Aksi tersebut dilakukan FPII lantaran Dewan Pers dinilai tidak memperjuangkan nasib wartawan dan media. Bahkan Dewan Pers sekarang ini tidak lagi independen.

“Dewan Pers tidak adil, dan tidak berpihak terhadap para pekerja pers, dan juga terhadap media massa yang tidak terverifikasi,” kata Ketua Sekretariat Nasional (Seknas) FPII, Mustofa Hadi Karya.

Anehnya, Dewan Pers tidak pernah menyelesaikan secara tuntas kasus yang merugikan wartawan, seperti pemukulan dan berbagai tindakan kejahatan lainnya yang dilakukan oleh Narasumber dengan memakai centeng/preman, untuk mengintimidasi pekerja pers.

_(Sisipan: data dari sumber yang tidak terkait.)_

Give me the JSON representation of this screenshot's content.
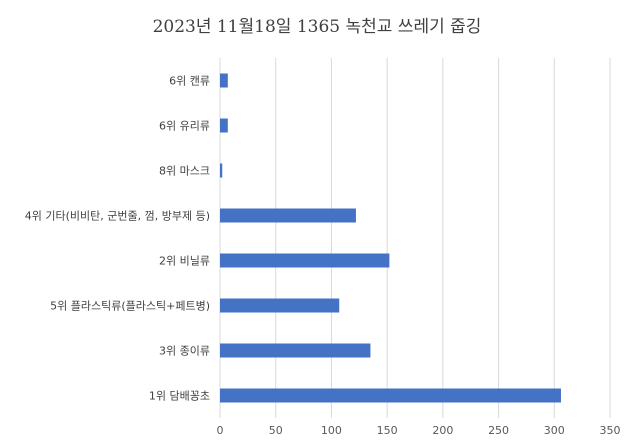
{
  "chart_data": {
    "type": "bar",
    "orientation": "horizontal",
    "title": "2023년 11월18일 1365 녹천교 쓰레기 줍깅",
    "categories": [
      "6위 캔류",
      "6위 유리류",
      "8위 마스크",
      "4위 기타(비비탄, 군번줄, 껌, 방부제 등)",
      "2위 비닐류",
      "5위 플라스틱류(플라스틱+페트병)",
      "3위 종이류",
      "1위 담배꽁초"
    ],
    "values": [
      7,
      7,
      2,
      122,
      152,
      107,
      135,
      306
    ],
    "xlim": [
      0,
      350
    ],
    "xticks": [
      0,
      50,
      100,
      150,
      200,
      250,
      300,
      350
    ],
    "xlabel": "",
    "ylabel": "",
    "grid": "vertical",
    "bar_color": "#4472c4",
    "grid_color": "#d9d9d9"
  }
}
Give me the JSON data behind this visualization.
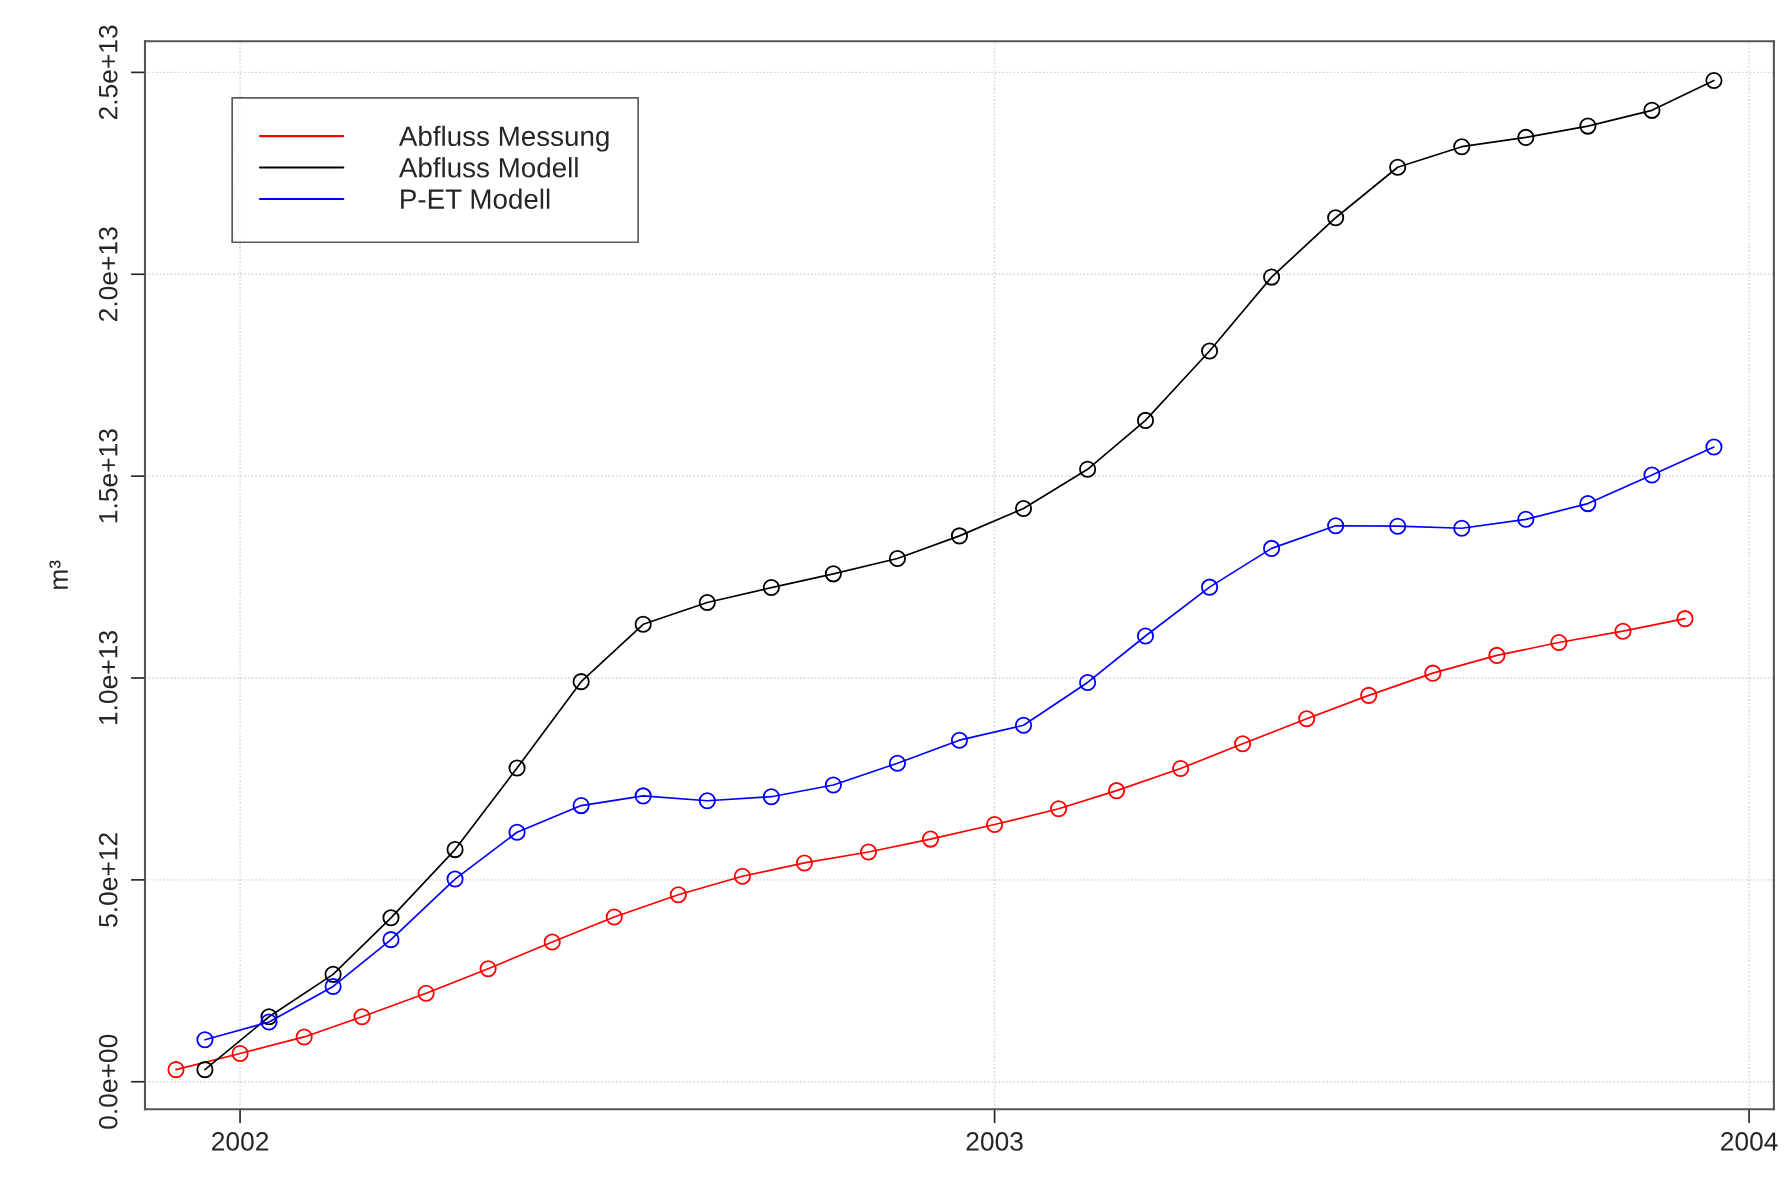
{
  "chart_data": {
    "type": "line",
    "ylabel": "m³",
    "series": [
      {
        "name": "Abfluss Messung",
        "color": "#ff0000",
        "x": [
          "2001-12-01",
          "2002-01-01",
          "2002-02-01",
          "2002-03-01",
          "2002-04-01",
          "2002-05-01",
          "2002-06-01",
          "2002-07-01",
          "2002-08-01",
          "2002-09-01",
          "2002-10-01",
          "2002-11-01",
          "2002-12-01",
          "2003-01-01",
          "2003-02-01",
          "2003-03-01",
          "2003-04-01",
          "2003-05-01",
          "2003-06-01",
          "2003-07-01",
          "2003-08-01",
          "2003-09-01",
          "2003-10-01",
          "2003-11-01",
          "2003-12-01"
        ],
        "values": [
          300000000000.0,
          700000000000.0,
          1110000000000.0,
          1610000000000.0,
          2190000000000.0,
          2800000000000.0,
          3460000000000.0,
          4080000000000.0,
          4630000000000.0,
          5090000000000.0,
          5420000000000.0,
          5690000000000.0,
          6010000000000.0,
          6370000000000.0,
          6760000000000.0,
          7210000000000.0,
          7760000000000.0,
          8370000000000.0,
          8990000000000.0,
          9570000000000.0,
          10120000000000.0,
          10560000000000.0,
          10880000000000.0,
          11160000000000.0,
          11470000000000.0
        ]
      },
      {
        "name": "Abfluss Modell",
        "color": "#000000",
        "x": [
          "2001-12-15",
          "2002-01-15",
          "2002-02-15",
          "2002-03-15",
          "2002-04-15",
          "2002-05-15",
          "2002-06-15",
          "2002-07-15",
          "2002-08-15",
          "2002-09-15",
          "2002-10-15",
          "2002-11-15",
          "2002-12-15",
          "2003-01-15",
          "2003-02-15",
          "2003-03-15",
          "2003-04-15",
          "2003-05-15",
          "2003-06-15",
          "2003-07-15",
          "2003-08-15",
          "2003-09-15",
          "2003-10-15",
          "2003-11-15",
          "2003-12-15"
        ],
        "values": [
          300000000000.0,
          1610000000000.0,
          2660000000000.0,
          4060000000000.0,
          5750000000000.0,
          7770000000000.0,
          9910000000000.0,
          11330000000000.0,
          11870000000000.0,
          12240000000000.0,
          12580000000000.0,
          12960000000000.0,
          13520000000000.0,
          14200000000000.0,
          15170000000000.0,
          16380000000000.0,
          18100000000000.0,
          19930000000000.0,
          21400000000000.0,
          22650000000000.0,
          23160000000000.0,
          23390000000000.0,
          23670000000000.0,
          24060000000000.0,
          24800000000000.0
        ]
      },
      {
        "name": "P-ET Modell",
        "color": "#0000ff",
        "x": [
          "2001-12-15",
          "2002-01-15",
          "2002-02-15",
          "2002-03-15",
          "2002-04-15",
          "2002-05-15",
          "2002-06-15",
          "2002-07-15",
          "2002-08-15",
          "2002-09-15",
          "2002-10-15",
          "2002-11-15",
          "2002-12-15",
          "2003-01-15",
          "2003-02-15",
          "2003-03-15",
          "2003-04-15",
          "2003-05-15",
          "2003-06-15",
          "2003-07-15",
          "2003-08-15",
          "2003-09-15",
          "2003-10-15",
          "2003-11-15",
          "2003-12-15"
        ],
        "values": [
          1040000000000.0,
          1480000000000.0,
          2360000000000.0,
          3520000000000.0,
          5020000000000.0,
          6180000000000.0,
          6840000000000.0,
          7080000000000.0,
          6960000000000.0,
          7060000000000.0,
          7350000000000.0,
          7890000000000.0,
          8460000000000.0,
          8830000000000.0,
          9890000000000.0,
          11040000000000.0,
          12250000000000.0,
          13210000000000.0,
          13770000000000.0,
          13760000000000.0,
          13710000000000.0,
          13930000000000.0,
          14320000000000.0,
          15030000000000.0,
          15720000000000.0
        ]
      }
    ],
    "xlim": [
      "2001-11-16",
      "2004-01-13"
    ],
    "xticks": [
      {
        "value": "2002-01-01",
        "label": "2002"
      },
      {
        "value": "2003-01-01",
        "label": "2003"
      },
      {
        "value": "2004-01-01",
        "label": "2004"
      }
    ],
    "ylim": [
      -680000000000.0,
      25770000000000.0
    ],
    "yticks": [
      {
        "value": 0,
        "label": "0.0e+00"
      },
      {
        "value": 5000000000000.0,
        "label": "5.0e+12"
      },
      {
        "value": 10000000000000.0,
        "label": "1.0e+13"
      },
      {
        "value": 15000000000000.0,
        "label": "1.5e+13"
      },
      {
        "value": 20000000000000.0,
        "label": "2.0e+13"
      },
      {
        "value": 25000000000000.0,
        "label": "2.5e+13"
      }
    ],
    "grid": true,
    "legend": "top left",
    "marker": "circle",
    "line_style": "solid"
  }
}
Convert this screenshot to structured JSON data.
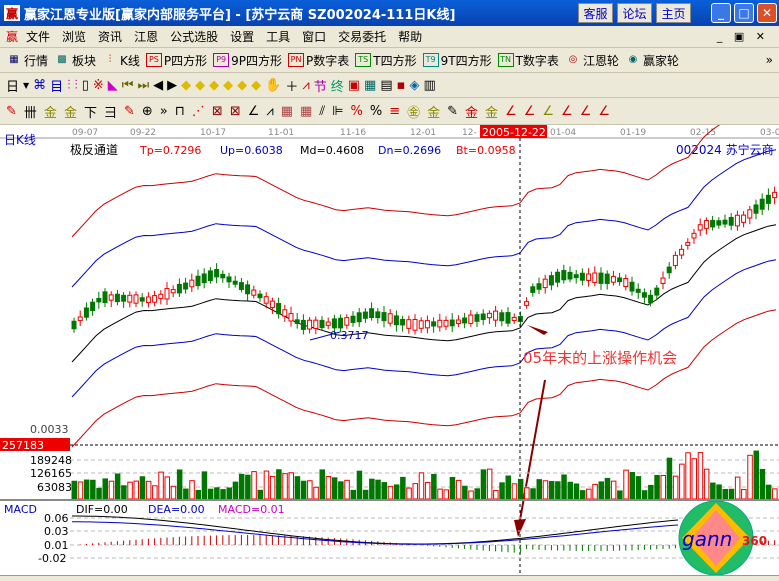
{
  "window": {
    "title": "赢家江恩专业版[赢家内部服务平台] - [苏宁云商   SZ002024-111日K线]",
    "buttons": [
      "客服",
      "论坛",
      "主页"
    ]
  },
  "menu": [
    "文件",
    "浏览",
    "资讯",
    "江恩",
    "公式选股",
    "设置",
    "工具",
    "窗口",
    "交易委托",
    "帮助"
  ],
  "toolbar1": [
    {
      "icon": "grid-icon",
      "label": "行情"
    },
    {
      "icon": "blocks-icon",
      "label": "板块"
    },
    {
      "icon": "candle-icon",
      "label": "K线"
    },
    {
      "icon": "PS",
      "label": "P四方形"
    },
    {
      "icon": "P9",
      "label": "9P四方形"
    },
    {
      "icon": "PN",
      "label": "P数字表"
    },
    {
      "icon": "TS",
      "label": "T四方形"
    },
    {
      "icon": "T9",
      "label": "9T四方形"
    },
    {
      "icon": "TN",
      "label": "T数字表"
    },
    {
      "icon": "wheel-icon",
      "label": "江恩轮"
    },
    {
      "icon": "big-icon",
      "label": "赢家轮"
    }
  ],
  "toolbar2": {
    "period": "日"
  },
  "chart": {
    "period_label": "日K线",
    "dates": [
      "09-07",
      "09-22",
      "10-17",
      "11-01",
      "11-16",
      "12-01",
      "12-",
      "01-04",
      "01-19",
      "02-15",
      "03-0"
    ],
    "cursor_date": "2005-12-22",
    "indicator": {
      "name": "极反通道",
      "tp": "Tp=0.7296",
      "up": "Up=0.6038",
      "md": "Md=0.4608",
      "dn": "Dn=0.2696",
      "bt": "Bt=0.0958"
    },
    "stock": "002024  苏宁云商",
    "low_label": "0.3717",
    "annotation": "05年末的上涨操作机会",
    "bottom_label": "0.0033",
    "volume": {
      "cursor_value": "257183",
      "ticks": [
        "189248",
        "126165",
        "63083"
      ]
    },
    "macd": {
      "name": "MACD",
      "dif": "DIF=0.00",
      "dea": "DEA=0.00",
      "macd": "MACD=0.01",
      "ticks": [
        "0.06",
        "0.03",
        "0.01",
        "-0.02"
      ]
    }
  },
  "logo": "gann360",
  "colors": {
    "up": "#e00000",
    "down": "#007800",
    "title": "#0a5fd8"
  }
}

“Sebagai insan Jurnalis Pekerja Pers, kami merasakan adanya diskriminasi yang dilakukan oleh Dewan Pers (DP),” tegasnya.

menurutnya Dewan Pers terlahir karena adanya wartawan, Dewan Pers ada karena wartawan.

“Itu yang tidak dipahami oleh Dewan Pers,” katanya.

Dengan tegas, FPII menolak upaya-upaya Dewan Pers untuk mengkebiri wartawan dan media massa. FPPI lanjut Topan, bukan saat ini saja membuat penolakan kebijakan Dewan Pers.

“FPII akan terus melawan Dewan Pers jika tidak membuat pernyataan resmi soal pembatakan verifikasi media,” ujarnya.

Aksi damai yang berisi teatrikal dan orasi selama dua jam di gedung Dewan Pers, tidak satupun anggota Dewan Pers menemui perwakilan FPII.